Senin, 30 Oktober 2017

Perjuangan Sebuah Temu

Dari dia aku belajar tentang sebuah perjuangan mempertahankan cita. Belajar tentang perjuangan menuju sebuah temu. Yang diridhoi tuhannya dan direstui orang tuanya. Belajar tentang besabar menahan sebuah rindu pada sebuah pertemuan yang halal dan menjaga kejernihan hati selama itu.

            Perbedaan level latar belakang pendidikan yang membuat beberapa dari pihak keluarganya menentang. “Ah! Percuma kamu sekolah tinggi-tinggi jika pada akhirnya menikah dengan seorang laki-laki yang hanya lulusan SMA!” Begitulah kira-kira bantahan dalam bentakan yang diucapkan keluarganya yang lain. Bukan ibu atau bapaknya.

            Padahal, dari cerita dia, aku tahu bahwa laki-laki yang meminta dia adalah laki-laki yang baik. Selalu berusaha menjalankan perintah tuhannya dan terus berusaha menambah pemahaman dia tentang agama tuhannya. Lalu, hanya karena level pendidikan si pria lebih rendah dari si wanita, kerabatnya menentang niat mereka.

            Ah! Pertemuan menuju sebuah kebaikan emang selalu penuh aral merlintang, ya.

            Aku pun merasakan hal yang sama. Bedanya, orang tuaku setuju sementara aku, pada awalnya enggan karena yang datang bukan seseorang yang aku pernah menaruh hati padanya Ah! Permasalahan yang lebih sepele lagi, kan? Ya, menurut sebagian besar orang, tapi bagiku itu sesuatu yang penting.

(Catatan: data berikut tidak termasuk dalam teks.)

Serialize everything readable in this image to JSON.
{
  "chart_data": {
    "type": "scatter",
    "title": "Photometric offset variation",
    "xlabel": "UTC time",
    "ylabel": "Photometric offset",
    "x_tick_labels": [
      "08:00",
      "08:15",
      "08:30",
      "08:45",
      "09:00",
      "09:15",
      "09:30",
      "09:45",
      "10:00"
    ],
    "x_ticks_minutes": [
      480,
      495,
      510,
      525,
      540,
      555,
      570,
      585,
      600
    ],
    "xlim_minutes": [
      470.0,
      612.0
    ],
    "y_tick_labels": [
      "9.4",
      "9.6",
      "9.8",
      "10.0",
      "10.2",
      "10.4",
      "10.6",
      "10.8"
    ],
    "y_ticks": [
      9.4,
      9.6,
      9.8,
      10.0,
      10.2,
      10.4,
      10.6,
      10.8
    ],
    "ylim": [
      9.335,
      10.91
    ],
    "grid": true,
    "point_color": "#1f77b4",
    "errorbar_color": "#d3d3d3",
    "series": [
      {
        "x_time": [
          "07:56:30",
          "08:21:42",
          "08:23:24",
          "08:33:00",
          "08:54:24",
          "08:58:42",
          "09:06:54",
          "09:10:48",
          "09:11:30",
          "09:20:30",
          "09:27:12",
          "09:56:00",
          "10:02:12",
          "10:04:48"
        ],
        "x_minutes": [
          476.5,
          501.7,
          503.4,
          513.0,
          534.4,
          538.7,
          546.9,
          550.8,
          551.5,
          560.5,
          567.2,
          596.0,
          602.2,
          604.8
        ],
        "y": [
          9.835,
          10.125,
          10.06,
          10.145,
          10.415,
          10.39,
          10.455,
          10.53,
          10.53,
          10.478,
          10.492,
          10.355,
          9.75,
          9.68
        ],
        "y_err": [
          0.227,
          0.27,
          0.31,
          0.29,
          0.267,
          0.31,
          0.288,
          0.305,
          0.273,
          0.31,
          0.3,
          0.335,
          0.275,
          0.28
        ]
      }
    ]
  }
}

            Aku kesal, aku marah, aku sakit hati hingga sampai menangis ketika mendengar kabar yang tiba-tiba itu. Hatiku berteriak meronta, “Kenapa bukan dia yang itu? Kenapa dia yang ini?! Aku tak kenal siapa dia!”

            Ah! Berat! Sejak saat itu pertarungan antara hati dan logika ku dimulai. Ditambah lagi oleh desakan orang tua yang sangat berharap aku tidak menolaknya. Siang malam aku uring-uringan. Hatiku meragu dan bertanya, “Bagaimana kalau seandainya nanti aku tidak bisa mencintai dia? Akankah aku bisa menjadi wanita yang baik untuk dia? Oh, tuhan!”

            Seringkali jeritan itu bertalu dihati dan benakku. Beradu argumen antara mereka. Sementara logika ku berkata, “Kamu, bukannya sebelumnya kamu meminta pada tuhan untuk memilihkan seorang laki-laki yang baik menurut Dia? Kamu sendiri yang menyerahkan semua keputusan pada Dia. Lalu, sekrang, saat Dia sudah mengirimkan padamu sosok itu, kenapa menangis? Kamu tahukan, tuhanmu, Allah, lebih mengetahui yang terbaik untuk kamu!”

            Hatiku mereda sejenak. Mengalah pada logisnya argumen logika. Lalu mencoba mengayunkan langkah pada satu tahapan pertama. Tapi setelah itu, batinku meronta lagi, meragu lagi, kesal dan marah lagi. Lalu lagi-lagi pada akhirnya mengalah pada logika yang meyakini kebaikan Sang Pemilik takdir dan Penggenggam hati. Kemudian, terulang lagi, berteriak lagi. Kali ini lebih keras hingga dia membisikkan kata tolak, tapi logika ketuhananku mengalahkan ego yang dipenuhi nafsu.

            Langkahku kini sudah jauh. Meski kadang keraguan itu sesekali masih datang menghampiri. Tapi, ya sudahlah. Langkahku sampai sejauh ini juga karena Dia yang meridhoi. Karena takdir dan kehendak Dia. Dan aku masih yakin, bahwa Allah tidak akan menyianyiakan hambanya yang selalu berusaha mengingat dia di setiap akhtivitas dan helaan nafasnya.



            Allah. Jika memang ini kehendakMu dan dia adalah sosok terbaik untukku menurut Engkau, maka buatlah hati ini condong padanya. Bantu aku nanti menjadi istri yang baik dan berbakti pada suamiku.